Gleason Grading and TNM Staging — Assesses correct application of Gleason scoring (primary + secondary pattern → combined score and ISUP Grade Group), accurate TNM assignment using the data provided, and appreciation of perineural invasion as an adverse feature with prognostic weight. 6 pts Full marks: Gleason score 4+3=7 stated and derived correctly; Grade Group 3 assigned with ISUP 2016 rationale; TNM stated as at least T2cN0M0; perineural invasion discussed as adverse feature affecting surgical margin and recurrence risk.
Pathogenesis — Assesses the student's ability to construct a mechanistic, integrated account of prostatic carcinogenesis — from PIN as precursor through androgen receptor signalling, key molecular events (TMPRSS2-ERG, PTEN loss), and transformation of luminal epithelium — linking molecular events to observable morphological features rather than listing risk factors. 6 pts Full marks: PIN introduced as precursor; androgen receptor role explained; at least two specific molecular events (TMPRSS2-ERG and/or PTEN) discussed with functional consequence; loss of basal cell layer and nucleolar changes linked to transformation; mechanisms connected to observed morphology.

PEER REVIEW

You have been assigned two submissions to review. For each submission:

  1. Read the entire case analysis before scoring any criterion.
  2. Apply the rubric above criterion by criterion.
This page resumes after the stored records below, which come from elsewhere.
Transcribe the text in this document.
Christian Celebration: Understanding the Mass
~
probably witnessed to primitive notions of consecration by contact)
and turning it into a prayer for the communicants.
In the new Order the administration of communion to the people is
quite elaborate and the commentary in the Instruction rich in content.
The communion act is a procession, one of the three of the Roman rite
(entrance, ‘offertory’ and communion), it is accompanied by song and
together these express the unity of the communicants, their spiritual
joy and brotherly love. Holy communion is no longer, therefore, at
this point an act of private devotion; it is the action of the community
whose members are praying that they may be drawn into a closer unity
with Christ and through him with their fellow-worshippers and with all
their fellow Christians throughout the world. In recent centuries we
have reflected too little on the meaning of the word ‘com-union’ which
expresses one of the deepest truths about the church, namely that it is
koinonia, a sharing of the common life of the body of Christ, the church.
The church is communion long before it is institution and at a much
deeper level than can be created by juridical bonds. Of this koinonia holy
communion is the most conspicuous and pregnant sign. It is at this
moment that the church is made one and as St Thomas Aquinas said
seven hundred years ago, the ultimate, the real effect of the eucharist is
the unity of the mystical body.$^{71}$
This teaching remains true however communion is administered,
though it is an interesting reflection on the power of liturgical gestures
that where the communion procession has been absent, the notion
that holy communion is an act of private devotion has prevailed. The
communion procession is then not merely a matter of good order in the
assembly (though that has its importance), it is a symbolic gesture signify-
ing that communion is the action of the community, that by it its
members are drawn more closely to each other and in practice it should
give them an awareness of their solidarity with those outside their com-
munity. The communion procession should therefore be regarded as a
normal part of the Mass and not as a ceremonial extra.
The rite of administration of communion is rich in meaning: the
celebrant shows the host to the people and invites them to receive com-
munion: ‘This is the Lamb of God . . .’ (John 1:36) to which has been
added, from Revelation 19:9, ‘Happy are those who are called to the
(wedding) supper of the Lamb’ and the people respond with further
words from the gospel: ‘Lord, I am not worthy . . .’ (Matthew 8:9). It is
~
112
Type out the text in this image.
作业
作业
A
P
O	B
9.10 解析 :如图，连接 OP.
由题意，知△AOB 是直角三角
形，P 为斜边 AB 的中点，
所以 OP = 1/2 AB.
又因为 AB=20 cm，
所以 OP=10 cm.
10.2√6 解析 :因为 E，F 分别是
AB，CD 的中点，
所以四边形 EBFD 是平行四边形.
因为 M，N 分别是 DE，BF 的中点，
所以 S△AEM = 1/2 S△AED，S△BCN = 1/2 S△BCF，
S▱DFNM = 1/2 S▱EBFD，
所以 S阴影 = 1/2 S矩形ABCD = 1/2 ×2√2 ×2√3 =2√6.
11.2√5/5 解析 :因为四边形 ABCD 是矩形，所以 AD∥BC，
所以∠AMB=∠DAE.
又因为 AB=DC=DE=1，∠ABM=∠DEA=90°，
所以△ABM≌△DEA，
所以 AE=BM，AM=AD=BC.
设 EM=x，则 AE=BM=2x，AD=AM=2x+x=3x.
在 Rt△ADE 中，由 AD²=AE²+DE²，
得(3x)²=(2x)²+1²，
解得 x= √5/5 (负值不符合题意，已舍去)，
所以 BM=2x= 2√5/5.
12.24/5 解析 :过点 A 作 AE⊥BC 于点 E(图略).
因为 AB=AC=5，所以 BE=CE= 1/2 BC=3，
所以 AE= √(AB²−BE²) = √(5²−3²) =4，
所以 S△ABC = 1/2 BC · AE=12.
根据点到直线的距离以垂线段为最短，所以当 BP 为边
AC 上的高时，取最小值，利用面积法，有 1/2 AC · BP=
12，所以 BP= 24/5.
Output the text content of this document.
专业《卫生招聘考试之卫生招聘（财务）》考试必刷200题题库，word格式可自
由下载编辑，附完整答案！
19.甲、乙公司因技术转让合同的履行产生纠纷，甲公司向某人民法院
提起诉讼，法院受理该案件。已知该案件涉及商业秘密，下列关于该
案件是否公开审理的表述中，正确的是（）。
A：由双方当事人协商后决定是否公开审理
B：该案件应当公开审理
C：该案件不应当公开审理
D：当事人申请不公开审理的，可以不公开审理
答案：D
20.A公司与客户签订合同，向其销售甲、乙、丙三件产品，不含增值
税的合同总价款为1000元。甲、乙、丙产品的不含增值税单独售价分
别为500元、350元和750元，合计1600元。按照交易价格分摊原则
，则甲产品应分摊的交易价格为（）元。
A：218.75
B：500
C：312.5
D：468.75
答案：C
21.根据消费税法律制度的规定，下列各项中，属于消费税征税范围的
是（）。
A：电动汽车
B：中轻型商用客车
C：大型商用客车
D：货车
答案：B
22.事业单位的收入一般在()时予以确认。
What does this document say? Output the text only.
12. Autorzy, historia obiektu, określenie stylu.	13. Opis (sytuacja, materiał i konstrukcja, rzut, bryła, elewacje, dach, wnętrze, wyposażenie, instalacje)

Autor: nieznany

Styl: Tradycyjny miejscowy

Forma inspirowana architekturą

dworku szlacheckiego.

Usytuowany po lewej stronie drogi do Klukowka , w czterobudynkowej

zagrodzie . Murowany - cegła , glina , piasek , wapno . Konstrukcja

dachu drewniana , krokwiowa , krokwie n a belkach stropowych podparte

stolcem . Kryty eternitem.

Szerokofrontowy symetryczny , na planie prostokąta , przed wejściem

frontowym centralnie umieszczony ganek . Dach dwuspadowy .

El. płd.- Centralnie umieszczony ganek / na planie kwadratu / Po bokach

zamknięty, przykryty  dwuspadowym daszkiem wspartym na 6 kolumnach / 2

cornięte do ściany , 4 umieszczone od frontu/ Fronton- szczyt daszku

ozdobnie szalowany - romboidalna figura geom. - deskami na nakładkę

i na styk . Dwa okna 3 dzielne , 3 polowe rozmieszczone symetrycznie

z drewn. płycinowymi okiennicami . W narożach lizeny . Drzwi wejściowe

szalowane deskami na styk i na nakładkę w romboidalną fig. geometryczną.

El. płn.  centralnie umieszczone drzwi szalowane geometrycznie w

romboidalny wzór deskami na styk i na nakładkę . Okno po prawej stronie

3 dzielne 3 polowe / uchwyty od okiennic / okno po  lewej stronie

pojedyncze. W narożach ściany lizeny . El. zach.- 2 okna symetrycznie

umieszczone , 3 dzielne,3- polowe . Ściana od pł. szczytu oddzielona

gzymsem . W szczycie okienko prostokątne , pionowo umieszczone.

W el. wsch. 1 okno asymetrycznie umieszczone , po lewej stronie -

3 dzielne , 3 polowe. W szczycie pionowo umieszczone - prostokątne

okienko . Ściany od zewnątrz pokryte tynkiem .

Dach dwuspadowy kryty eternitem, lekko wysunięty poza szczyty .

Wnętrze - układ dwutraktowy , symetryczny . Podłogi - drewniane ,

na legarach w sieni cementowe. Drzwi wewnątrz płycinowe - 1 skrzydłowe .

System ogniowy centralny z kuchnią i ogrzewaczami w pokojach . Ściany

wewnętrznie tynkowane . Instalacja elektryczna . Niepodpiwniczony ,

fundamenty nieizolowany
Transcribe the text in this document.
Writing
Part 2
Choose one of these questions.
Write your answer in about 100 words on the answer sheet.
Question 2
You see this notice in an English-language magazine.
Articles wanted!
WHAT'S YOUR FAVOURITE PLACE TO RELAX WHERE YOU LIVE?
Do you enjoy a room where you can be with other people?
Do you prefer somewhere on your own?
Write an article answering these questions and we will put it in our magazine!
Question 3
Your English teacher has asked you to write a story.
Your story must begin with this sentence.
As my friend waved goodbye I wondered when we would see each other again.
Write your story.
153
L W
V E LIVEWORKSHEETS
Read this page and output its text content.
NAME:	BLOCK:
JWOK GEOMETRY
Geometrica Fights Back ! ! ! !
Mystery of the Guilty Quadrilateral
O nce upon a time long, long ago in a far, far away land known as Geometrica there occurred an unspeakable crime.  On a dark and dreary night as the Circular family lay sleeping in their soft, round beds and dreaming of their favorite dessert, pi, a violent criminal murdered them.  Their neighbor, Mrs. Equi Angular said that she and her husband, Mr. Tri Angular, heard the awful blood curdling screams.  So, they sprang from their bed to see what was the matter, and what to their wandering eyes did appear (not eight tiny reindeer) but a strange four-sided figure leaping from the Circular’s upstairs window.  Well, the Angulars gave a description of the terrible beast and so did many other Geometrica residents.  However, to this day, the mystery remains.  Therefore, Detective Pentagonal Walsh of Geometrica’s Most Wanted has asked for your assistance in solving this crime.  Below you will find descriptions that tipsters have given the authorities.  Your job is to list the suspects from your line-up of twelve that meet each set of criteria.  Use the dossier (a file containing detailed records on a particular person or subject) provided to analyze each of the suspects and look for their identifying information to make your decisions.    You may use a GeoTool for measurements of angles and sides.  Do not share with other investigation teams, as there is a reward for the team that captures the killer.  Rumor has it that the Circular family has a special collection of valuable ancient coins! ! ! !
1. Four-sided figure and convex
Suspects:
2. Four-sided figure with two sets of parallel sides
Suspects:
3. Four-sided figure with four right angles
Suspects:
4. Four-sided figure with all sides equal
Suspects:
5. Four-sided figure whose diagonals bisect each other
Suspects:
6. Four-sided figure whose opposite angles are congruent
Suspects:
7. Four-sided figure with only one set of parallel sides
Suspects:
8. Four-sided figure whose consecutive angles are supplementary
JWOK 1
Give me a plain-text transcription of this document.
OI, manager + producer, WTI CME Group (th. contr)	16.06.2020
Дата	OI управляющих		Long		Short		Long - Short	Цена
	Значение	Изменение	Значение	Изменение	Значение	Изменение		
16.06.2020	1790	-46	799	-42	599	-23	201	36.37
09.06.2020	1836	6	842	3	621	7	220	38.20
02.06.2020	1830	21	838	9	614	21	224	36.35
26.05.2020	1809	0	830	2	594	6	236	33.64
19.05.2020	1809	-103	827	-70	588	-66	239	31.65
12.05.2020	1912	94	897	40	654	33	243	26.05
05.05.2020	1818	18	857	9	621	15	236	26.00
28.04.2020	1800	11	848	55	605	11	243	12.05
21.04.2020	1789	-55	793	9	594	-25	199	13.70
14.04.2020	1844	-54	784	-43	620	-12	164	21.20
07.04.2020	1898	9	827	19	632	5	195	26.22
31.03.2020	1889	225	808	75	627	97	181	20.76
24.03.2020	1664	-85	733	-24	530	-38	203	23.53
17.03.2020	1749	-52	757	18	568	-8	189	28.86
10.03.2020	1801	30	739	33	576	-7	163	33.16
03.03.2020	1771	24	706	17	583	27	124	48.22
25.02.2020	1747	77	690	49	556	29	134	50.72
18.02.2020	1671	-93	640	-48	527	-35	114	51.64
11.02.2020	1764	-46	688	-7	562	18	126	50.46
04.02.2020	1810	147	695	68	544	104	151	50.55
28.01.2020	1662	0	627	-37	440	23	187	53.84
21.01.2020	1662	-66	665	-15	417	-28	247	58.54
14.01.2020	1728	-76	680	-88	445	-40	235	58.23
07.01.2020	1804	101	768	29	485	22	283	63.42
For each criterion, select the rating level that best matches the work — do not round up out of sympathy or down out of competition. Provide a 2–3 sentence written justification for every score you assign.
  3. Write one 'Strength' comment (what the author did well, with specific reference to their text) and one 'Improvement' comment (what would most improve the analysis, with a concrete suggestion — not just 'needs more detail').
  4. Be constructive and specific. Comments such as 'good job' or 'needs work' without evidence from the submission are not acceptable peer reviews and will receive zero marks for the review component.
  5. Do not alter your scores after reading the author's reaction or the faculty grade — your honest independent assessment is the learning goal.
  6. Your peer review quality will itself be graded by faculty on a 5-point scale (accuracy of rubric application and quality of written feedback).